# Thread: probability to create a binary bit pattern

1. ## probability to create a binary bit pattern

Hello,

I did not anderstand this exercise.

If we have created a binary bit pattern from 100 bits.

What is the probability to create another binary bit pattern from 100 bits which will have distance smaller than 10 from the already created one.

The distance is based on XOR calculation like i.e:

010101
101010
--------
111111 - > distance 6

or

010101
010100
--------
1 -> distance 1

2. If the distance is less than 10, then it must be something between 0 and 9.

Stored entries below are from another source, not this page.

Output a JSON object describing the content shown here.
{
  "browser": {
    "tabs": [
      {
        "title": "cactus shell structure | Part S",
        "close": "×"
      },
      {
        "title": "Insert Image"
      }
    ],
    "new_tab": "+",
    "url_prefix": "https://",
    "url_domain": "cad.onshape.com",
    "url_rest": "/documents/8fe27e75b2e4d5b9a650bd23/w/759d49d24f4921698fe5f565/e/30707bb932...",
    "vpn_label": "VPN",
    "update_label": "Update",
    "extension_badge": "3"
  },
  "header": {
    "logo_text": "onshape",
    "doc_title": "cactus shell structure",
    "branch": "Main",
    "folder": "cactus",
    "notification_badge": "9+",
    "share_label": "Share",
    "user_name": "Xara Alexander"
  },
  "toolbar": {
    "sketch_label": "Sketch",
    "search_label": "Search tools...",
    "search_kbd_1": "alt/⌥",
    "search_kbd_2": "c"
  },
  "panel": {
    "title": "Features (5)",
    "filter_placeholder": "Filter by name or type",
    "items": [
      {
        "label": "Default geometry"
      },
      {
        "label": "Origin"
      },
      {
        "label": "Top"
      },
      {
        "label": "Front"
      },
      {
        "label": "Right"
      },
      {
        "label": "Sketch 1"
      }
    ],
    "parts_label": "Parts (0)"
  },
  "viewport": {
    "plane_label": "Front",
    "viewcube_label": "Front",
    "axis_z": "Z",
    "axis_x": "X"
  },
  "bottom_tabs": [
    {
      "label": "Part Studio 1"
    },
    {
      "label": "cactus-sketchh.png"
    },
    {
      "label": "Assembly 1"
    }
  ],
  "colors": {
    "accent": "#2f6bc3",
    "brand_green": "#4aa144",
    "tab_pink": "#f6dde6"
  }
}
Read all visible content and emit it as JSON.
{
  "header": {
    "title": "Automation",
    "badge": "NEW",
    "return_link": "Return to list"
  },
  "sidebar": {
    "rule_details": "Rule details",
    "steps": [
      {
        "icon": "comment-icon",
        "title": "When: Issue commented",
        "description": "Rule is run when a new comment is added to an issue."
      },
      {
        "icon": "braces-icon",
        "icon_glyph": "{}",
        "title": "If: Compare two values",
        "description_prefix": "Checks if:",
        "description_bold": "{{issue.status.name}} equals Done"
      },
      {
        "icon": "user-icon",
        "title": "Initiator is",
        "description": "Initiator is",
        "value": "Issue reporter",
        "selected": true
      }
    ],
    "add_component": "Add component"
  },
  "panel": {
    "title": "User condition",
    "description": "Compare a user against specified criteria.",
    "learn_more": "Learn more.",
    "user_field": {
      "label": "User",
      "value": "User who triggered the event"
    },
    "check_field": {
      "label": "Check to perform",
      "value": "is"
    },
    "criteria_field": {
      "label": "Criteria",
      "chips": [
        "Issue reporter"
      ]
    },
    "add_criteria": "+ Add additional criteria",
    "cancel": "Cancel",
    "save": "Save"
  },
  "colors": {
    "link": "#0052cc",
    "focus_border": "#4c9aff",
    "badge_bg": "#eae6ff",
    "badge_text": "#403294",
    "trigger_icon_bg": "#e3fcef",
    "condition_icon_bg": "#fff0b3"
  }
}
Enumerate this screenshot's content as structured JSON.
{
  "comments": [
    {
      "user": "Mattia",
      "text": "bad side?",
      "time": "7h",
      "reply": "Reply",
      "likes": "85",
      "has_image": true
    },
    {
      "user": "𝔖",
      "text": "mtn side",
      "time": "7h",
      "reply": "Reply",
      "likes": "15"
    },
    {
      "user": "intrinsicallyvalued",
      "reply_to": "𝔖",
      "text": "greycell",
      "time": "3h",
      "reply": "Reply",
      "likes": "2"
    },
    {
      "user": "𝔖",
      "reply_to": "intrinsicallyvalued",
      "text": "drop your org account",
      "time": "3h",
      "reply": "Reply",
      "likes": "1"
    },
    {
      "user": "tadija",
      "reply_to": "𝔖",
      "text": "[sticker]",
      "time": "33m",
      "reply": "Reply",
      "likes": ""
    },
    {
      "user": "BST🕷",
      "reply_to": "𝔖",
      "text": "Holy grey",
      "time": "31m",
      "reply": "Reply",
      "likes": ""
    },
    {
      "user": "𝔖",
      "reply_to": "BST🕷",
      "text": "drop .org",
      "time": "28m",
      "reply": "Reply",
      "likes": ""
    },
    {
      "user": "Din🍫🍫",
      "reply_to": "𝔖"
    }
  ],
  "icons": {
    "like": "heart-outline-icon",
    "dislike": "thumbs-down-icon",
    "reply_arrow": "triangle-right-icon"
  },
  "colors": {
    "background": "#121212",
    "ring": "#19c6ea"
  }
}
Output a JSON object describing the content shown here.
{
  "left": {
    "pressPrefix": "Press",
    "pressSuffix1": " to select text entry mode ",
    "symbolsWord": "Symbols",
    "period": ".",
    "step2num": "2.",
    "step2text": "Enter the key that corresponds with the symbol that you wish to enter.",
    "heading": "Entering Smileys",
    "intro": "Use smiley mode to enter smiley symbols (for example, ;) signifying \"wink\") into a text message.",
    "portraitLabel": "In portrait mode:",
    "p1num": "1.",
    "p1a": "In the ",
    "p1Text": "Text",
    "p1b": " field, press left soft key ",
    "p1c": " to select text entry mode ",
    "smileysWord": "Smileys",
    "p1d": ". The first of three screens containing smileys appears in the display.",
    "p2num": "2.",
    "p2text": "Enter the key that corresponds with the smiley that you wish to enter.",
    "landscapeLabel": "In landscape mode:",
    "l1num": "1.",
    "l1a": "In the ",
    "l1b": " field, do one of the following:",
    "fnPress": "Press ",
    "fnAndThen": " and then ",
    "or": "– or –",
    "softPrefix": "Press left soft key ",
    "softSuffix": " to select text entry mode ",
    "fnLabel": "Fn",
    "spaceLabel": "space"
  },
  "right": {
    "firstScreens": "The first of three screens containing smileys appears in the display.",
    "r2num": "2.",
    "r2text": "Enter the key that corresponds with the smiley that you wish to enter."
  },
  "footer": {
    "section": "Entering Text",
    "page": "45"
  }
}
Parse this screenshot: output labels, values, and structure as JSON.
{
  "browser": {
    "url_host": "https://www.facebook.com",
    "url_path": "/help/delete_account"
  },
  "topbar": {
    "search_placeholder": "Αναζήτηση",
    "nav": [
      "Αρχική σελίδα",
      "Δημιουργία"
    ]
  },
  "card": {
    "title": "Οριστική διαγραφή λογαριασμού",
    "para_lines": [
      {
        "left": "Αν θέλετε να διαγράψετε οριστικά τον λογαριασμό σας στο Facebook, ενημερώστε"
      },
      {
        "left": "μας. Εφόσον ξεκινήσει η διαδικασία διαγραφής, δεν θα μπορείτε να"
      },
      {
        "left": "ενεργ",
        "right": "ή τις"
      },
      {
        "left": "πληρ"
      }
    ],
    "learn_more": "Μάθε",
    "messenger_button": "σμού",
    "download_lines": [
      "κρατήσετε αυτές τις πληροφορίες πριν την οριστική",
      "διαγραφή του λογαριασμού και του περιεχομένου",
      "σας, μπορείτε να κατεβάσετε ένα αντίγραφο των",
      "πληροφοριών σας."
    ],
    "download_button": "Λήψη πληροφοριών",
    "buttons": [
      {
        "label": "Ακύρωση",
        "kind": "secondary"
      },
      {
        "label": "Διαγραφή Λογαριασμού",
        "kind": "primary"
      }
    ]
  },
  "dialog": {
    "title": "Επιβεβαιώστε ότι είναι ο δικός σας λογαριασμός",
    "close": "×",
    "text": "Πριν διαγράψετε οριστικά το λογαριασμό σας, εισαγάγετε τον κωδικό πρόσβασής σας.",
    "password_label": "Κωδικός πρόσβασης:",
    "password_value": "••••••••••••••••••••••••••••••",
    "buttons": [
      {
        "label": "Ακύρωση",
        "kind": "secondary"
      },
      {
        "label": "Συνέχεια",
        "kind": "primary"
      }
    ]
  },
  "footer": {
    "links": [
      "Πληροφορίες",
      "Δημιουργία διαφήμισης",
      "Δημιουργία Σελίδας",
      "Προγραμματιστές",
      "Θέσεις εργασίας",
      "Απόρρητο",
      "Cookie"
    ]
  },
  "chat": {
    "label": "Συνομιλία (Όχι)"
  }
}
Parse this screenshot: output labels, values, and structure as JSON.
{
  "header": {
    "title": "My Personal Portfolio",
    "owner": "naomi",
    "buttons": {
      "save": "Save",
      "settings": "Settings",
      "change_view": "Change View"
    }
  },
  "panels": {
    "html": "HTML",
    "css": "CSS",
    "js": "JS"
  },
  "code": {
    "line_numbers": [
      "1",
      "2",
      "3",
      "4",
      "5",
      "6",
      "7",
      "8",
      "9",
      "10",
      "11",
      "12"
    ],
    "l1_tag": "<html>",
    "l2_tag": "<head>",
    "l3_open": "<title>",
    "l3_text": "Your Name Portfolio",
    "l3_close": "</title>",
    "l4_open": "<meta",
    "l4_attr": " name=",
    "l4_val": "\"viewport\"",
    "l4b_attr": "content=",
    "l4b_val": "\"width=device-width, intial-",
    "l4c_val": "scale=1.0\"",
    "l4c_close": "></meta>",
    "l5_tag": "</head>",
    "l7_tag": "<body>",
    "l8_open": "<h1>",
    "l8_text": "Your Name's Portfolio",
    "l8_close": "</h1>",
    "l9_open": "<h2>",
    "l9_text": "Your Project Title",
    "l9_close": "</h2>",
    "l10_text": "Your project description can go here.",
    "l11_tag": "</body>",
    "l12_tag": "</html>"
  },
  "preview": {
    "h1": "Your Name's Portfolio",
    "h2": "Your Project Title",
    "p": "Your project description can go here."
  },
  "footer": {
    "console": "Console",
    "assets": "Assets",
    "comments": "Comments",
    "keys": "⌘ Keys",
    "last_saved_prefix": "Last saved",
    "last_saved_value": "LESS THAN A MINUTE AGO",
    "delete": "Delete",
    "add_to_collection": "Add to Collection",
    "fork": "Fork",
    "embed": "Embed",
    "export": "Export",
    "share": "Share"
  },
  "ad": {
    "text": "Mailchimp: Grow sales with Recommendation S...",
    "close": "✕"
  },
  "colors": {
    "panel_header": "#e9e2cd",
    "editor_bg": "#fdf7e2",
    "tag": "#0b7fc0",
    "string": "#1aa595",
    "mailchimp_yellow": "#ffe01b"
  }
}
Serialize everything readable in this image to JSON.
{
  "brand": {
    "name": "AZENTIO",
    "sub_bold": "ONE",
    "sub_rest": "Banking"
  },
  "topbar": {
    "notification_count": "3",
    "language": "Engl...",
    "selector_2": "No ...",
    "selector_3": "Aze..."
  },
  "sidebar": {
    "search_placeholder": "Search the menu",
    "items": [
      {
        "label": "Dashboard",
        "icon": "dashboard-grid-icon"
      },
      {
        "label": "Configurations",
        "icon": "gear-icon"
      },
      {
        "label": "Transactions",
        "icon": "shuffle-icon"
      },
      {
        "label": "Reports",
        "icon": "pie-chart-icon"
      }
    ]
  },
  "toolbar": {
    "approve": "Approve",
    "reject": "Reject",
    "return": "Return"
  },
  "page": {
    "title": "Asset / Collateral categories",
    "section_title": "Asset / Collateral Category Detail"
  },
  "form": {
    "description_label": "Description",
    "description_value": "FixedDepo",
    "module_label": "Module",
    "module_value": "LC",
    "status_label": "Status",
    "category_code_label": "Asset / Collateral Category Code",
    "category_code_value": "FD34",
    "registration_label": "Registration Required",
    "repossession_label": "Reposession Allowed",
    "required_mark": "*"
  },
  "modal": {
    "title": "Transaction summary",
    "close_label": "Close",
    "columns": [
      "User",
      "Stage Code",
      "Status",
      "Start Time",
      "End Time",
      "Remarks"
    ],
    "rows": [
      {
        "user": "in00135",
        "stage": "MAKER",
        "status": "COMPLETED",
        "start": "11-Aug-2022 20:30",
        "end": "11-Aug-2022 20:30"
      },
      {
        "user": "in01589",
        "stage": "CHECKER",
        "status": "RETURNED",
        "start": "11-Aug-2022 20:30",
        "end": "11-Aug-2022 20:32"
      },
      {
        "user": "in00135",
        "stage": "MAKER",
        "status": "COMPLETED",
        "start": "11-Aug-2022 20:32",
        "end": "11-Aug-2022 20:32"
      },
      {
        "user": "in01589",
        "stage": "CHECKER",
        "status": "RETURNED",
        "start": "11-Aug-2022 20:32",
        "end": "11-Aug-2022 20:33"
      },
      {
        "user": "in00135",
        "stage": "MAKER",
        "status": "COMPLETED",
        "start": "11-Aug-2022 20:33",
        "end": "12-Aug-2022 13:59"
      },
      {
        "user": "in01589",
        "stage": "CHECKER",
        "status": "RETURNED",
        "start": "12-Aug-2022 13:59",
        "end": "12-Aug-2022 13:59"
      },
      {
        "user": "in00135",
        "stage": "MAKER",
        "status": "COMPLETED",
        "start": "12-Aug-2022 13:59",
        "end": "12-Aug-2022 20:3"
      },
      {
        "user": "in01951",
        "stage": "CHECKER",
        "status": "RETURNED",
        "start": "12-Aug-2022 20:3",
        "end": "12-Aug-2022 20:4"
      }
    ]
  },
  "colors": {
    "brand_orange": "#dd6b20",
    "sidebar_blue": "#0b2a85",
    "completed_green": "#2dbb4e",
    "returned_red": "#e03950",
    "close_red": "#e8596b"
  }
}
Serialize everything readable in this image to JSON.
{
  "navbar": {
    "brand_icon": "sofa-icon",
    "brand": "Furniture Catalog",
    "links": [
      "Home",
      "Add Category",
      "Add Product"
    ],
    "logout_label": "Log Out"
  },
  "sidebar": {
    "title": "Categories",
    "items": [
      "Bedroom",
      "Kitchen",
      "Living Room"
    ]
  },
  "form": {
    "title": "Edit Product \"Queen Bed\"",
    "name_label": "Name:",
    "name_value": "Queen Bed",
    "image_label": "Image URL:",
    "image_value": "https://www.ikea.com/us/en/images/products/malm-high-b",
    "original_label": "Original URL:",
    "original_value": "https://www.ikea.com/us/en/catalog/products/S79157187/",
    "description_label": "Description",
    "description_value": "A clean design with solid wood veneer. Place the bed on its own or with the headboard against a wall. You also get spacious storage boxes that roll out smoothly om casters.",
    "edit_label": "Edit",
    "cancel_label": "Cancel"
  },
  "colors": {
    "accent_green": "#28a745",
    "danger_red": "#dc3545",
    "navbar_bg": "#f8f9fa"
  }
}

You can create all possible 100 bit patterns from one bit pattern A by choosing the bits from A that change.

That means that you need to choose less than 10 bits that change. More precisely, you need to choose exactly n bits that change, where $\displaystyle 0 \leq n \leq 9$.

The number of ways to do this is
$\displaystyle \sum_{n=0}^9 {100 \choose n}$.

The total number of 100 bit patterns is $\displaystyle 2^{100}$.

Hence, the required probability is

$\displaystyle \frac{\sum_{n=0}^9 {100 \choose n}}{2^{100}}$,

assuming that each bit pattern is chosen with equal probability.

3. I woud appreciate if you can let me know where I can read more about this kind of problems and in which category they fall in probability. Moreover could you explain what is the probability to create the same bit pattern?

Thank you...

4. This is a question of combinatorics.